Kingsolver credits her careers in scientific writing and journalism with instilling in her a writer's discipline and broadening her "fictional possiblities." Describing herself as a shy person who would generally prefer to stay at home with her computer, she explains that "journalism forces me to meet and talk with people I would never run across otherwise."
From 1985 through 1987, Kingsolver was a freelance journalist by day, but she was writing fiction by night. Married to a chemist in 1985, she suffered from insomnia after becoming pregnant the following year. Instead of following her doctor's recommendation to scrub the bathroom tiles with a toothbrush, Kingsolver sat in a closet and began to write The Bean Trees, a novel about a young woman who leaves rural Kentucky (accent intact) and finds herself living in urban Tucson.
The Bean Trees, published by HarperCollins in 1988, and reissued in a special ten-year anniversary hardcover edition in 1998, was enthusiastically received by critics. But, perhaps more important to Kingsolver, the novel was read with delight and, even, passion by ordinary readers. "A novel can educate to some extent," she told Publishers Weekly. "But first, a novel has to entertain--that's the contract with the reader: you give me ten hours and I'll give you a reason to turn every page. I have a commitment to accessiblity. I believe in plot. I want an English professor to understand the symbolism while at the same time I want the people I grew up with--who may not often read anything but the Sears catalogue--to read my books."
For Kingsolver, writing is a form of political activism. When she was in her twenties she discovered Doris Lessing. "I read the Children of Violence novels and began to understand how a person could write about the problems of the world in a compelling and beautiful way. And it seemed to me that was the most important thing I could ever do, if I could ever do that."

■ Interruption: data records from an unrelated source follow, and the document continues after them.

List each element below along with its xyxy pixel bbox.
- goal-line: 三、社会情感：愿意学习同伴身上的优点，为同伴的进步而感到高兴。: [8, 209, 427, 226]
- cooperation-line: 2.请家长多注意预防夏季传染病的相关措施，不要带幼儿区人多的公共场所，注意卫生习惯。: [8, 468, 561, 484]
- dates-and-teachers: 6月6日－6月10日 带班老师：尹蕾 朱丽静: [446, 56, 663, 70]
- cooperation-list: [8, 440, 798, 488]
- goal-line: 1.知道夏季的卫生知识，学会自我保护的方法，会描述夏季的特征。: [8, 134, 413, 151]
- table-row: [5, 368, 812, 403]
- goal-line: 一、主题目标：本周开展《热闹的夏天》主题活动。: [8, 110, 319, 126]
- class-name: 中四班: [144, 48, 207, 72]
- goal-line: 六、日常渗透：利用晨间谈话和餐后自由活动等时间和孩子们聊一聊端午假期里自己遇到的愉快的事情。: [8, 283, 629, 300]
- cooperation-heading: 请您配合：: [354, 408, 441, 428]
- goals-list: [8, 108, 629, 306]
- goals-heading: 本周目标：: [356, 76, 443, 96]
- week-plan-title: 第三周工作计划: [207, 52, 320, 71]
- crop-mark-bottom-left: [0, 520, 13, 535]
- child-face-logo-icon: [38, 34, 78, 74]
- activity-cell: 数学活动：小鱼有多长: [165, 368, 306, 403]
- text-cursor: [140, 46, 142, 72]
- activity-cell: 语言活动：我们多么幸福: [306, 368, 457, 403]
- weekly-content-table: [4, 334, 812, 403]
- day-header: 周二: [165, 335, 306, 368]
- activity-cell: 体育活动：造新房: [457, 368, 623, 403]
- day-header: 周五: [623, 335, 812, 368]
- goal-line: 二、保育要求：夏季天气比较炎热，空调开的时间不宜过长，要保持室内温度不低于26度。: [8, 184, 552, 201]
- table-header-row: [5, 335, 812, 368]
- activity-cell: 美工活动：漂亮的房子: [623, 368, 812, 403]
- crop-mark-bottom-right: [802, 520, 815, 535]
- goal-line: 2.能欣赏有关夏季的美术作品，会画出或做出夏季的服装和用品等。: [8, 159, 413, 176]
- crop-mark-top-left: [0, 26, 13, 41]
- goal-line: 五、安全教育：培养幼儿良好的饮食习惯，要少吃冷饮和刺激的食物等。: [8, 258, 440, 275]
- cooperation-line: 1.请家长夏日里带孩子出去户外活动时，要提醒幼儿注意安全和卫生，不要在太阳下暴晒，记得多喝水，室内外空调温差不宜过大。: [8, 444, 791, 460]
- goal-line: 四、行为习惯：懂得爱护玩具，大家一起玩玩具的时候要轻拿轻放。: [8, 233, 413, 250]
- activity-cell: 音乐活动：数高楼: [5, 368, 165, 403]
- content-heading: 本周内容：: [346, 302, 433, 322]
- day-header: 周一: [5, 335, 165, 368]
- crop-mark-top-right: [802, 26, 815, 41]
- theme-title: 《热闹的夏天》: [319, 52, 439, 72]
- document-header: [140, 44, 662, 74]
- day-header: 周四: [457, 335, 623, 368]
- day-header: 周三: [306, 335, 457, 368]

The Bean Trees was followed by the collection, Homeland and Other Stories (1989), the novels Animal Dreams (1990), and Pigs in Heaven (1993), and the bestselling High Tide in Tucson: Essays from Now and Never (1995). Kingsolver has also published a collection of poetry, Another America: Otra America (Seal Press, 1992, 1998), and a nonfiction book, Holding the Line: Women in the Great Arizona Mine Strike of l983 (ILR Press/Cornell University Press, 1989, 1996). Her most recent work is The Poisonwood Bible, a story of the wife and four daughters of a fierce, evangelical Baptist who takes his family and mission to the Belgian Congo in 1959. A tale of one family's tragic undoing and remarkable reconstruction, over the course of three decades in post-colonial Africa, The Poisonwood Bible is set against one of history's most dramatic political parables. It is a compelling exploration of religion, conscience, imperialist arrogance and the many paths to redemption?and Barbara Kingsolver's most ambitious work ever.

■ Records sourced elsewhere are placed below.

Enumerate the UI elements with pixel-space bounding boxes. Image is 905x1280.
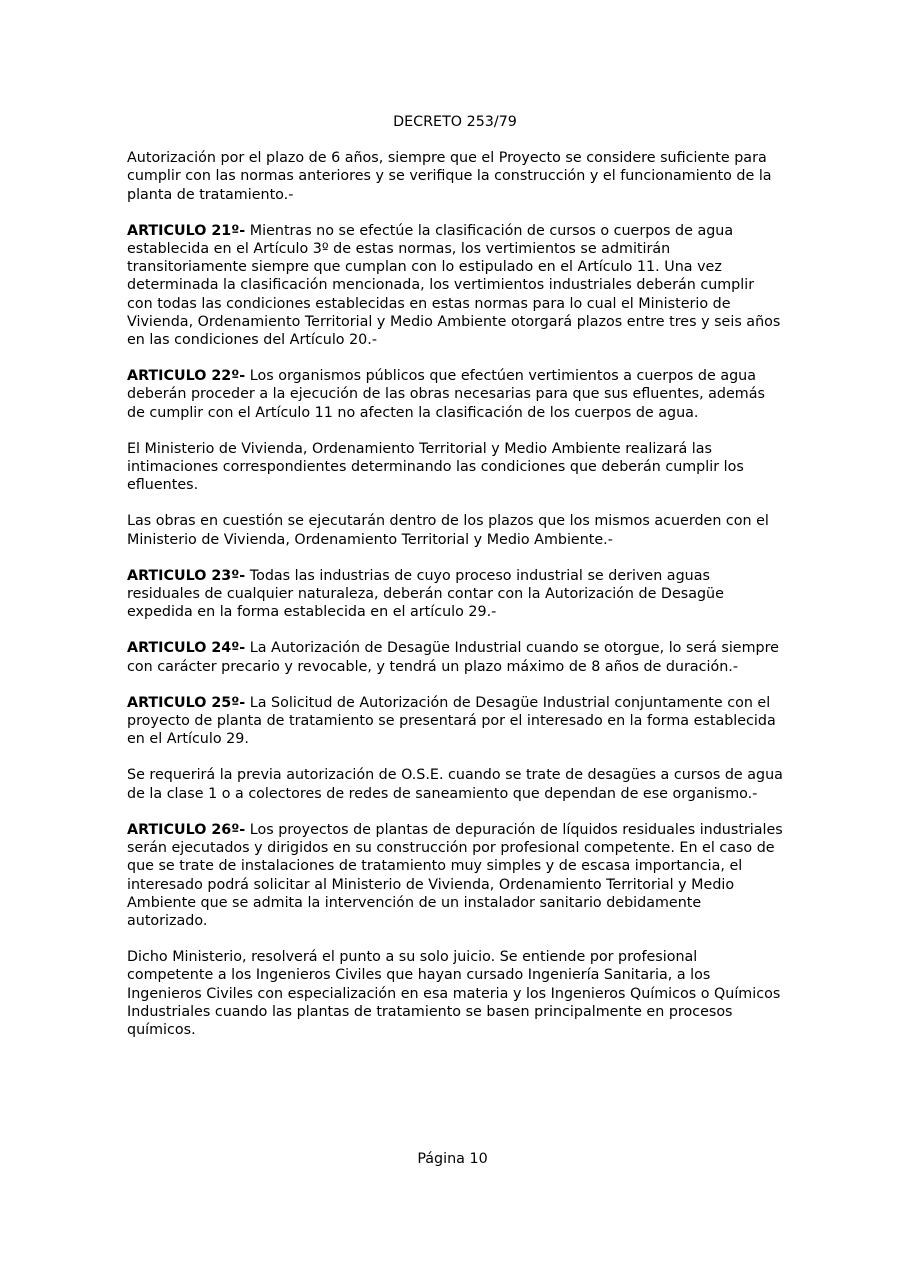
paragraph-intro [127,149,783,204]
paragraph-competent-professional [127,948,783,1039]
article-label: ARTICULO 25º- [127,694,246,711]
article-text: Los organismos públicos que efectúen vertimientos a cuerpos de agua deberán proceder a la ejecución de las obras necesarias para que sus efluentes, además de cumplir con el Artículo 11 no afecten la clasificación de los cuerpos de agua. [127,368,765,421]
document-page [127,113,783,1057]
page-number: Página 10 [417,1151,488,1167]
paragraph-text: El Ministerio de Vivienda, Ordenamiento Territorial y Medio Ambiente realizará las intimaciones correspondientes determinando las condiciones que deberán cumplir los efluentes. [127,440,744,494]
article-26 [127,821,783,930]
article-22 [127,367,783,422]
article-label: ARTICULO 24º- [127,640,246,657]
article-25 [127,694,783,749]
paragraph-text: Autorización por el plazo de 6 años, siempre que el Proyecto se considere suficiente para cumplir con las normas anteriores y se verifique la construcción y el funcionamiento de la planta de tratamiento.- [127,150,772,203]
article-text: La Solicitud de Autorización de Desagüe Industrial conjuntamente con el proyecto de planta de tratamiento se presentará por el interesado en la forma establecida en el Artículo 29. [127,694,776,748]
article-23 [127,567,783,622]
paragraph-ose-authorization [127,766,783,802]
paragraph-text: Dicho Ministerio, resolverá el punto a su solo juicio. Se entiende por profesional competente a los Ingenieros Civiles que hayan cursado Ingeniería Sanitaria, a los Ingenieros Civiles con especialización en esa materia y los Ingenieros Químicos o Químicos Industriales cuando las plantas de tratamiento se basen principalmente en procesos químicos. [127,949,781,1038]
article-text: Los proyectos de plantas de depuración de líquidos residuales industriales serán ejecutados y dirigidos en su construcción por profesional competente. En el caso de que se trate de instalaciones de tratamiento muy simples y de escasa importancia, el interesado podrá solicitar al Ministerio de Vivienda, Ordenamiento Territorial y Medio Ambiente que se admita la intervención de un instalador sanitario debidamente autorizado. [127,821,783,929]
article-label: ARTICULO 23º- [127,567,246,584]
article-text: Mientras no se efectúe la clasificación de cursos o cuerpos de agua establecida en el Artículo 3º de estas normas, los vertimientos se admitirán transitoriamente siempre que cumplan con lo estipulado en el Artículo 11. Una vez determinada la clasificación mencionada, los vertimientos industriales deberán cumplir con todas las condiciones establecidas en estas normas para lo cual el Ministerio de Vivienda, Ordenamiento Territorial y Medio Ambiente otorgará plazos entre tres y seis años en las condiciones del Artículo 20.- [127,222,781,349]
paragraph-text: Se requerirá la previa autorización de O.S.E. cuando se trate de desagües a cursos de agua de la clase 1 o a colectores de redes de saneamiento que dependan de ese organismo.- [127,767,783,802]
paragraph-works-deadlines [127,512,783,548]
article-24 [127,639,783,675]
article-21 [127,222,783,349]
article-label: ARTICULO 26º- [127,821,246,838]
paragraph-text: Las obras en cuestión se ejecutarán dentro de los plazos que los mismos acuerden con el Ministerio de Vivienda, Ordenamiento Territorial y Medio Ambiente.- [127,513,769,548]
paragraph-ministry-intimations [127,440,783,495]
article-label: ARTICULO 22º- [127,368,246,385]
document-title: DECRETO 253/79 [393,114,517,130]
article-label: ARTICULO 21º- [127,222,246,239]
article-text: La Autorización de Desagüe Industrial cuando se otorgue, lo será siempre con carácter precario y revocable, y tendrá un plazo máximo de 8 años de duración.- [127,640,779,675]
article-text: Todas las industrias de cuyo proceso industrial se deriven aguas residuales de cualquier naturaleza, deberán contar con la Autorización de Desagüe expedida en la forma establecida en el artículo 29.- [127,567,724,621]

Barbara Kingsolver presently lives outside of Tucson with her husband Steven Hopp, and her two daughters, Camille from a previous marriage, and Lily, who was born in 1996. When not writing or spending time with her family, Barbara gardens, cooks, hikes, works as an environmental activist and human-rights advocate, and plays hand drums and keyboards with her husband, guitarist, Steven Hopp.
Given that Barbara Kingsolver's work covers the psychic and geographical territories that she knows firsthand, readers often assume that her work is autobiographical. "There are little things that people who know me might recognize in my novels," she acknowledges. "But my work is not about me. I don't ever write about real people. That would be stealing, first of all. And second of all, art is supposed to be better than that. If you want a slice of life, look out the window. An artist has to look out that window, isolate one or two suggestive things, and embroider them together with poetry and fabrication, to create a revelation. If we can't, as artists, improve on real life, we should put down our pencils and go bake bread."